Размер шрифта
-
+

Рукопись, найденная в чемодане - стр. 38

В парижских кафе, где я маялся в своей смирительной рубашке, заходя туда вместе со Спинни, мне довелось видеть женщин, одетых по тогдашней моде. Волосы у них были тщательно уложены, пальцы сладострастно украшены кольцами, шеи – ожерельями, а запястья – браслетами. Я полагал – основываясь на том, что говорил мне о ее красоте директор, и на том, что она была парижанкой, – что мисс Маевска явит собой образчик такого искусства обольщения. Полагал, что она может позволить себе и шелка, и парфюмерию, и золото украшений, которые так подчеркивают природную красоту женщин, потому что, в конце концов, Шато-Парфилаж был одним из самых дорогих психиатрических заведений в Западной Швейцарии. Но хотя перед тем, как увидел ее воочию, я в течение ряда месяцев слышал ее великолепные транскрипции (они часто звучали и в моих сновидениях), у меня не было ни малейшего представления о мисс Маевской, пока передо мной не предстало ее лицо. Никогда и никого не любил я сильнее – и никогда не полюблю.

Это не умаляет моих чувств к Марлиз. Марлиз я любил безумно, в «тропической парадигме». Это означает, что в нашей пропитанной потом, стонами, тяжелым дыханием и наполненной изнурительным упоением жизни мы достигли относительной близости. Плоть наша и наши флюиды бывали до такой степени спрессованы, перемешаны и поглощены друг другом, что временами мы не могли с уверенностью сказать, кто из нас был или не был другим.

Но с мисс Маевской я ни разу не спал, хотя целовался с ней, должно быть, тысячу раз, и именно с мисс Маевской, хоть мы и не видели друг друга с августа 1923 года, наша близость была абсолютна.

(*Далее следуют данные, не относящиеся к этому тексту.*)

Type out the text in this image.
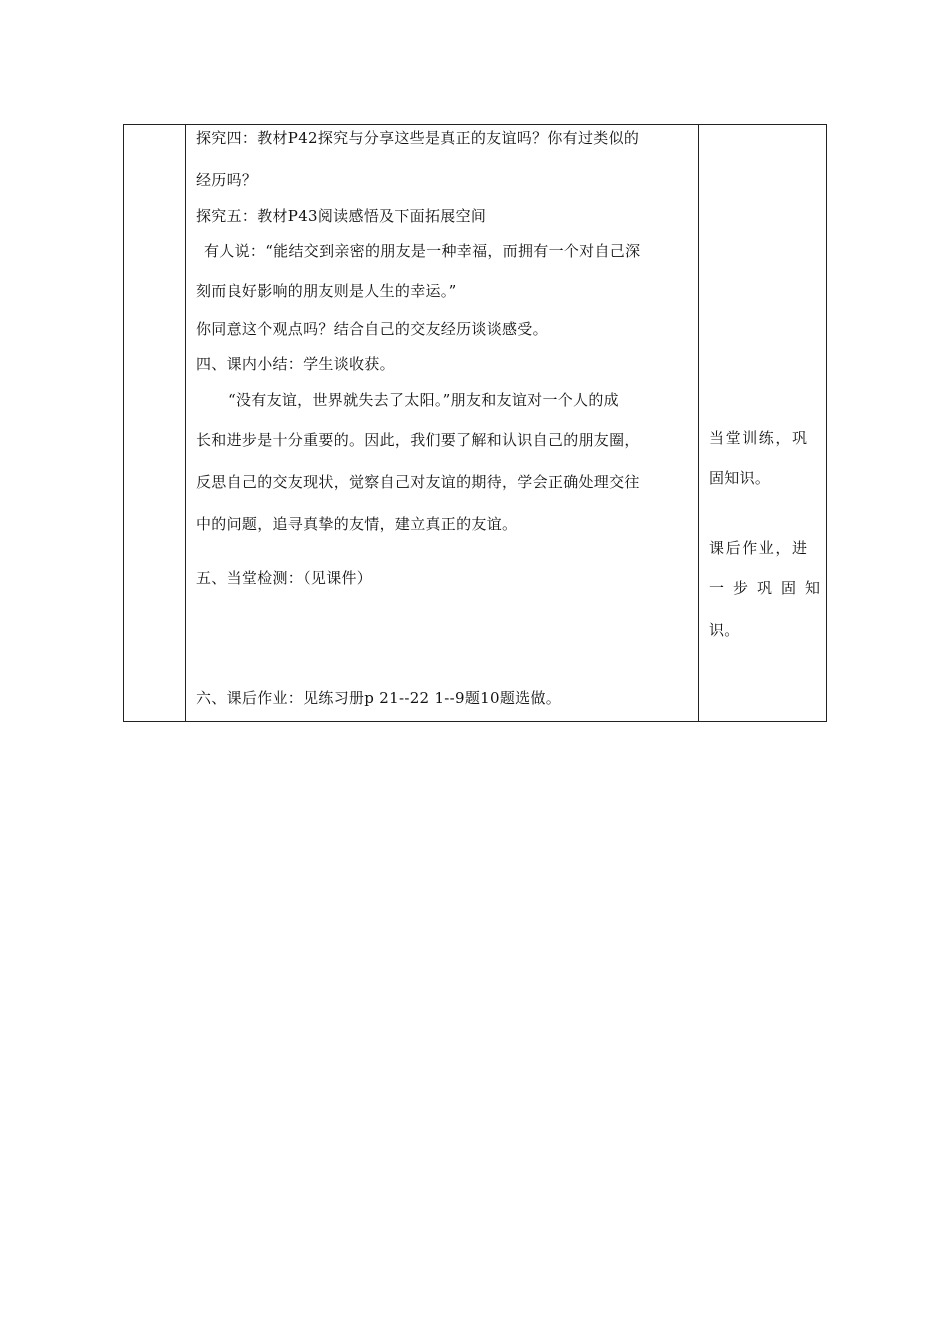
探究四：教材P42探究与分享这些是真正的友谊吗？你有过类似的
经历吗？
探究五：教材P43阅读感悟及下面拓展空间
有人说：“能结交到亲密的朋友是一种幸福，而拥有一个对自己深
刻而良好影响的朋友则是人生的幸运。”
你同意这个观点吗？结合自己的交友经历谈谈感受。
四、课内小结：学生谈收获。
“没有友谊，世界就失去了太阳。”朋友和友谊对一个人的成
长和进步是十分重要的。因此，我们要了解和认识自己的朋友圈，
反思自己的交友现状，觉察自己对友谊的期待，学会正确处理交往
中的问题，追寻真挚的友情，建立真正的友谊。
五、当堂检测：（见课件）
六、课后作业：见练习册p 21--22 1--9题10题选做。
当堂训练，巩
固知识。
课后作业，进
一步巩固知
识。
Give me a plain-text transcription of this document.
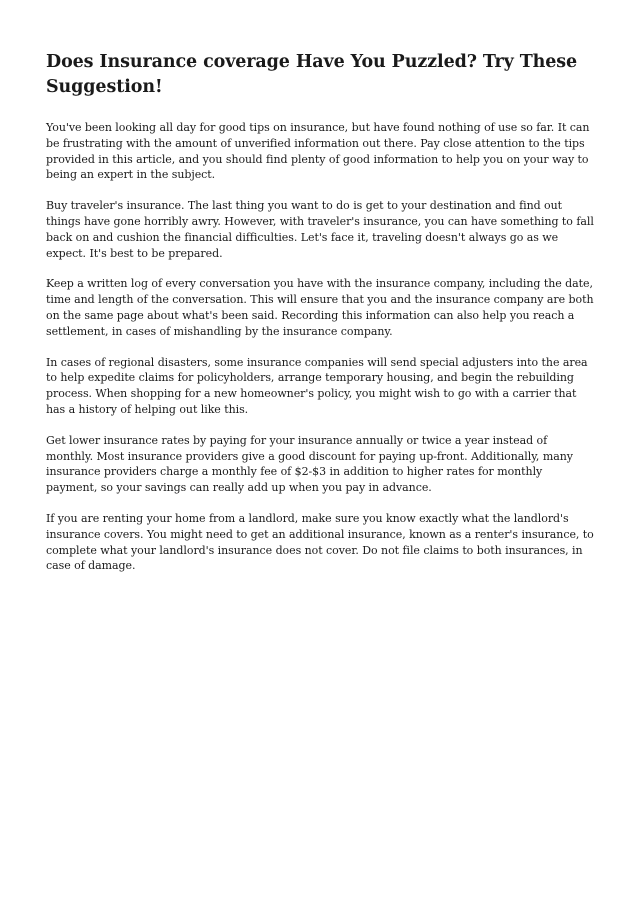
Does Insurance coverage Have You Puzzled? Try These Suggestion!

You've been looking all day for good tips on insurance, but have found nothing of use so far. It can be frustrating with the amount of unverified information out there. Pay close attention to the tips provided in this article, and you should find plenty of good information to help you on your way to being an expert in the subject.

Buy traveler's insurance. The last thing you want to do is get to your destination and find out things have gone horribly awry. However, with traveler's insurance, you can have something to fall back on and cushion the financial difficulties. Let's face it, traveling doesn't always go as we expect. It's best to be prepared.

Keep a written log of every conversation you have with the insurance company, including the date, time and length of the conversation. This will ensure that you and the insurance company are both on the same page about what's been said. Recording this information can also help you reach a settlement, in cases of mishandling by the insurance company.

In cases of regional disasters, some insurance companies will send special adjusters into the area to help expedite claims for policyholders, arrange temporary housing, and begin the rebuilding process. When shopping for a new homeowner's policy, you might wish to go with a carrier that has a history of helping out like this.

Get lower insurance rates by paying for your insurance annually or twice a year instead of monthly. Most insurance providers give a good discount for paying up-front. Additionally, many insurance providers charge a monthly fee of $2-$3 in addition to higher rates for monthly payment, so your savings can really add up when you pay in advance.

If you are renting your home from a landlord, make sure you know exactly what the landlord's insurance covers. You might need to get an additional insurance, known as a renter's insurance, to complete what your landlord's insurance does not cover. Do not file claims to both insurances, in case of damage.
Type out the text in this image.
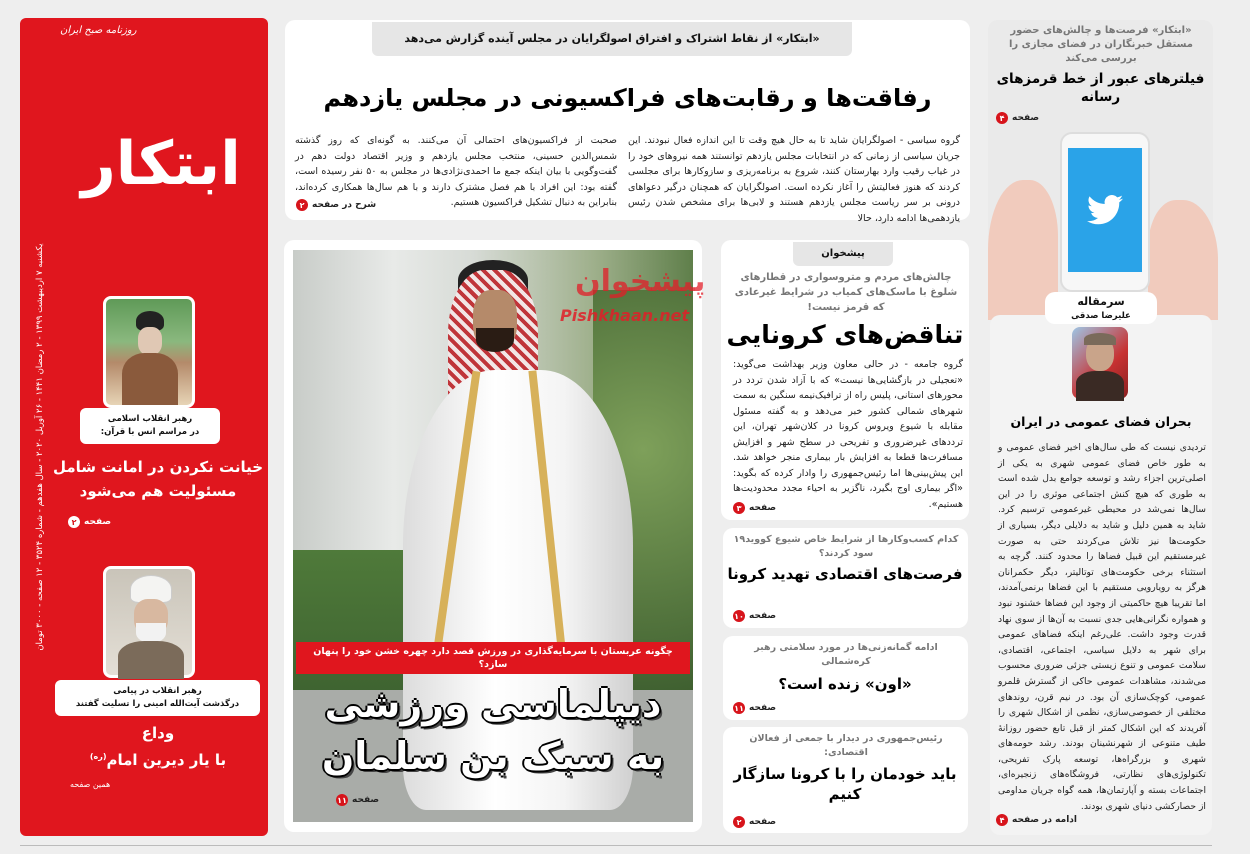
روزنامه صبح ایران
ابتکار
یکشنبه ۷ اردیبهشت ۱۳۹۹ - ۲ رمضان ۱۴۴۱ - ۲۶ آوریل ۲۰۲۰ - سال هفدهم - شماره ۳۵۲۴ - ۱۲ صفحه - ۳۰۰۰ تومان
رهبر انقلاب اسلامی
در مراسم انس با قرآن:
خیانت نکردن در امانت شامل
مسئولیت هم می‌شود
صفحه
۲
رهبر انقلاب در پیامی
درگذشت آیت‌الله امینی را تسلیت گفتند
وداع
با یار دیرین امام$^{(ره)}$
همین صفحه
«ابتکار» از نقاط اشتراک و افتراق اصولگرایان در مجلس آینده گزارش می‌دهد
رفاقت‌ها و رقابت‌های فراکسیونی در مجلس یازدهم
گروه سیاسی - اصولگرایان شاید تا به حال هیچ وقت تا این اندازه فعال نبودند. این جریان سیاسی از زمانی که در انتخابات مجلس یازدهم توانستند همه نیروهای خود را در غیاب رقیب وارد بهارستان کنند، شروع به برنامه‌ریزی و سازوکارها برای مجلسی کردند که هنوز فعالیتش را آغاز نکرده است. اصولگرایان که همچنان درگیر دعواهای درونی بر سر ریاست مجلس یازدهم هستند و لابی‌ها برای مشخص شدن رئیس یازدهمی‌ها ادامه دارد، حالا
صحبت از فراکسیون‌های احتمالی آن می‌کنند. به گونه‌ای که روز گذشته شمس‌الدین حسینی، منتخب مجلس یازدهم و وزیر اقتصاد دولت دهم در گفت‌وگویی با بیان اینکه جمع ما احمدی‌نژادی‌ها در مجلس به ۵۰ نفر رسیده است، گفته بود: این افراد با هم فصل مشترک دارند و با هم سال‌ها همکاری کرده‌اند، بنابراین به دنبال تشکیل فراکسیون هستیم.
شرح در صفحه
۲
چگونه عربستان با سرمایه‌گذاری در ورزش قصد دارد چهره خشن خود را پنهان سازد؟
دیپلماسی ورزشی
به سبک بن سلمان
صفحه
۱۱
پیشخوان
چالش‌های مردم و متروسواری در قطارهای شلوغ با ماسک‌های کمیاب در شرایط غیرعادی که قرمز نیست!
تناقض‌های کرونایی
گروه جامعه - در حالی معاون وزیر بهداشت می‌گوید: «تعجیلی در بازگشایی‌ها نیست» که با آزاد شدن تردد در محورهای استانی، پلیس راه از ترافیک‌نیمه سنگین به سمت شهرهای شمالی کشور خبر می‌دهد و به گفته مسئول مقابله با شیوع ویروس کرونا در کلان‌شهر تهران، این ترددهای غیرضروری و تفریحی در سطح شهر و افزایش مسافرت‌ها قطعا به افزایش بار بیماری منجر خواهد شد. این پیش‌بینی‌ها اما رئیس‌جمهوری را وادار کرده که بگوید: «اگر بیماری اوج بگیرد، ناگزیر به احیاء مجدد محدودیت‌ها هستیم».
صفحه
۳
کدام کسب‌وکارها از شرایط خاص شیوع کووید۱۹ سود کردند؟
فرصت‌های اقتصادی تهدید کرونا
صفحه
۱۰
ادامه گمانه‌زنی‌ها در مورد سلامتی رهبر کره‌شمالی
«اون» زنده است؟
صفحه
۱۱
رئیس‌جمهوری در دیدار با جمعی از فعالان اقتصادی:
باید خودمان را با کرونا سازگار کنیم
صفحه
۲
«ابتکار» فرصت‌ها و چالش‌های حضور مستقل خبرنگاران در فضای مجازی را بررسی می‌کند
فیلترهای عبور از خط قرمزهای رسانه
صفحه
۴
سرمقاله
علیرضا صدقی
بحران فضای عمومی در ایران
تردیدی نیست که طی سال‌های اخیر فضای عمومی و به طور خاص فضای عمومی شهری به یکی از اصلی‌ترین اجزاء رشد و توسعه جوامع بدل شده است به طوری که هیچ کنش اجتماعی موثری را در این سال‌ها نمی‌شد در محیطی غیرعمومی ترسیم کرد. شاید به همین دلیل و شاید به دلایلی دیگر، بسیاری از حکومت‌ها نیز تلاش می‌کردند حتی به صورت غیرمستقیم این قبیل فضاها را محدود کنند. گرچه به استثناء برخی حکومت‌های توتالیتر، دیگر حکمرانان هرگز به رویارویی مستقیم با این فضاها برنمی‌آمدند، اما تقریبا هیچ حاکمیتی از وجود این فضاها خشنود نبود و همواره نگرانی‌هایی جدی نسبت به آن‌ها از سوی نهاد قدرت وجود داشت. علی‌رغم اینکه فضاهای عمومی برای شهر به دلایل سیاسی، اجتماعی، اقتصادی، سلامت عمومی و تنوع زیستی جزئی ضروری محسوب می‌شدند، مشاهدات عمومی حاکی از گسترش قلمرو عمومی، کوچک‌سازی آن بود. در نیم قرن، روندهای مختلفی از خصوصی‌سازی، نظمی از اشکال شهری را آفریدند که این اشکال کمتر از قبل تابع حضور روزانهٔ طیف متنوعی از شهرنشینان بودند. رشد حومه‌های شهری و بزرگراه‌ها، توسعه پارک تفریحی، تکنولوژی‌های نظارتی، فروشگاه‌های زنجیره‌ای، اجتماعات بسته و آپارتمان‌ها، همه گواه جریان مداومی از حصارکشی دنیای شهری بودند.
ادامه در صفحه
۴
پیشخوان
Pishkhaan.net
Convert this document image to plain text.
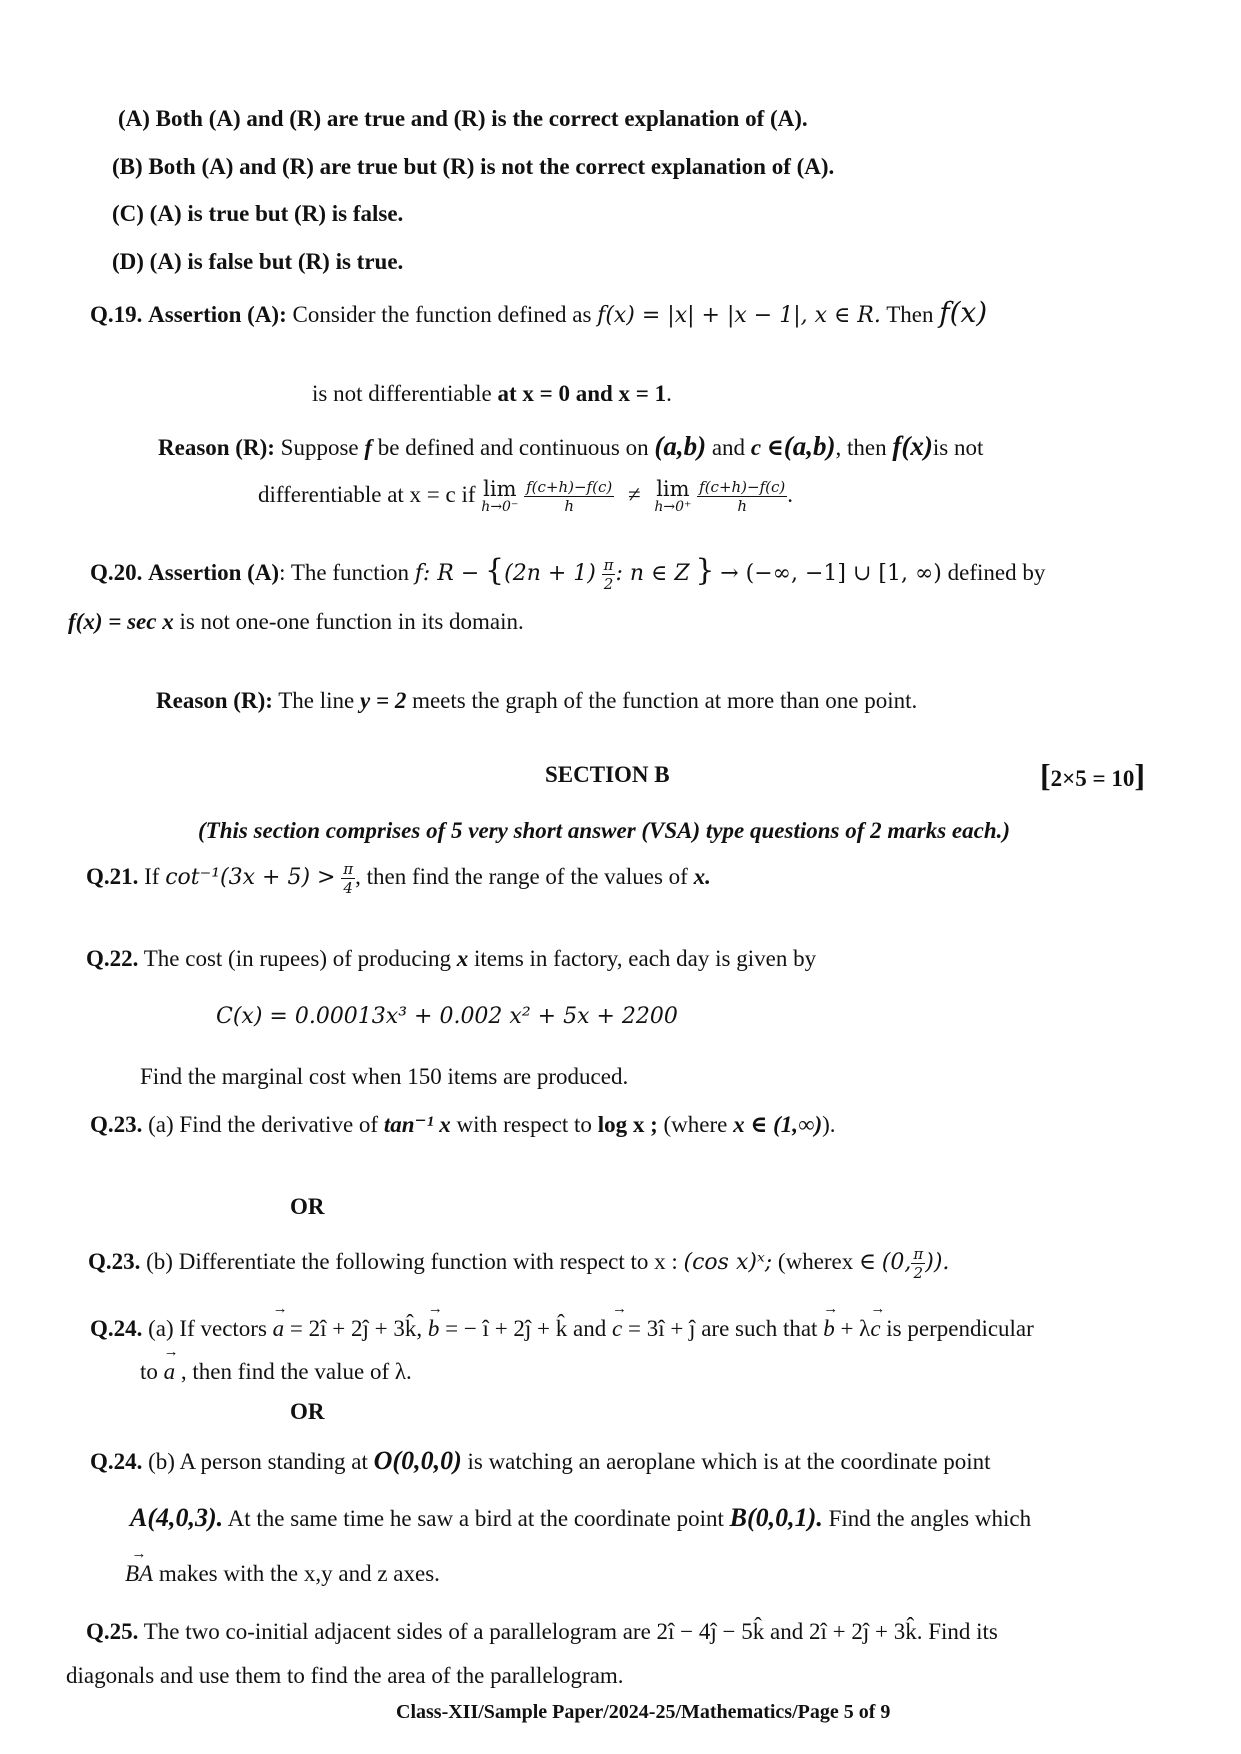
(A) Both (A) and (R) are true and (R) is the correct explanation of (A).
(B) Both (A) and (R) are true but (R) is not the correct explanation of (A).
(C) (A) is true but (R) is false.
(D) (A) is false but (R) is true.
Q.19. Assertion (A): Consider the function defined as f(x) = |x| + |x − 1|, x ∈ R. Then f(x)
is not differentiable at x = 0 and x = 1.
Reason (R): Suppose f be defined and continuous on (a,b) and c ∈(a,b), then f(x)is not
differentiable at x = c if lim
h→0⁻
$\frac{f(c+h)-f(c)}{h} \ne \lim$
h→0⁺
$\frac{f(c+h)-f(c)}{h}$ .
Q.20. Assertion (A): The function f: $R - \{(2n + 1) \frac{\pi}{2}$ : n ∈ Z } → (−∞, −1] ∪ [1, ∞) defined by
f(x) = sec x is not one-one function in its domain.
Reason (R): The line y = 2 meets the graph of the function at more than one point.
SECTION B	[2×5 = 10]
(This section comprises of 5 very short answer (VSA) type questions of 2 marks each.)
Q.21. If $\cot^{-1}(3x + 5) > \frac{\pi}{4}$ , then find the range of the values of x.
Q.22. The cost (in rupees) of producing x items in factory, each day is given by
C(x) = 0.00013x³ + 0.002 x² + 5x + 2200
Find the marginal cost when 150 items are produced.
Q.23. (a) Find the derivative of tan⁻¹ x with respect to log x ; (where x ∈ (1,∞)).
OR
Q.23. (b) Differentiate the following function with respect to x : (cos x)ˣ; (wherex ∈ (0, $\frac{\pi}{2}$ )).
Q.24. (a) If vectors → a = 2î + 2ĵ + 3k̂, → b = − î + 2ĵ + k̂ and → c = 3î + ĵ are such that → b + λ→ c is perpendicular
to → a , then find the value of λ.
OR
Q.24. (b) A person standing at O(0,0,0) is watching an aeroplane which is at the coordinate point
A(4,0,3). At the same time he saw a bird at the coordinate point B(0,0,1). Find the angles which
→ BA makes with the x,y and z axes.
Q.25. The two co-initial adjacent sides of a parallelogram are 2î − 4ĵ − 5k̂ and 2î + 2ĵ + 3k̂. Find its
diagonals and use them to find the area of the parallelogram.
Class-XII/Sample Paper/2024-25/Mathematics/Page 5 of 9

Поначалу я влюбился в нее, всего лишь поддавшись внушению директора. Влюбиться таким образом очень легко, но не менее легко и разлюбить. Потом это случилось после того, как я услышал ее собственную транскрипцию 46-го опуса Брукса. Педантичный отец Бромеус указал мне на отклонения от партитуры. Чтобы сыграть опус на фортепиано, она многое добавила, многое исключила и довольно часто меняла темп, но душа вещи сохранилась и была столь же, если не более, прекрасна.

Я ее все еще не видел, но едва ли это имело какое-либо значение, ибо игра ее отзывалась прямо у меня в сердце, как если бы мы могли общаться лишь на духовном уровне, над которым, как мы надеемся, не властна даже смерть.

Но хотя ей удавалось настраиваться на самое утонченное восприятие мира, в обычной жизни она была шестнадцатилетней девушкой – озорной, честолюбивой и очаровательной, хотя я не отдавал себе в этом отчет, считая ее женщиной старше и опытнее меня.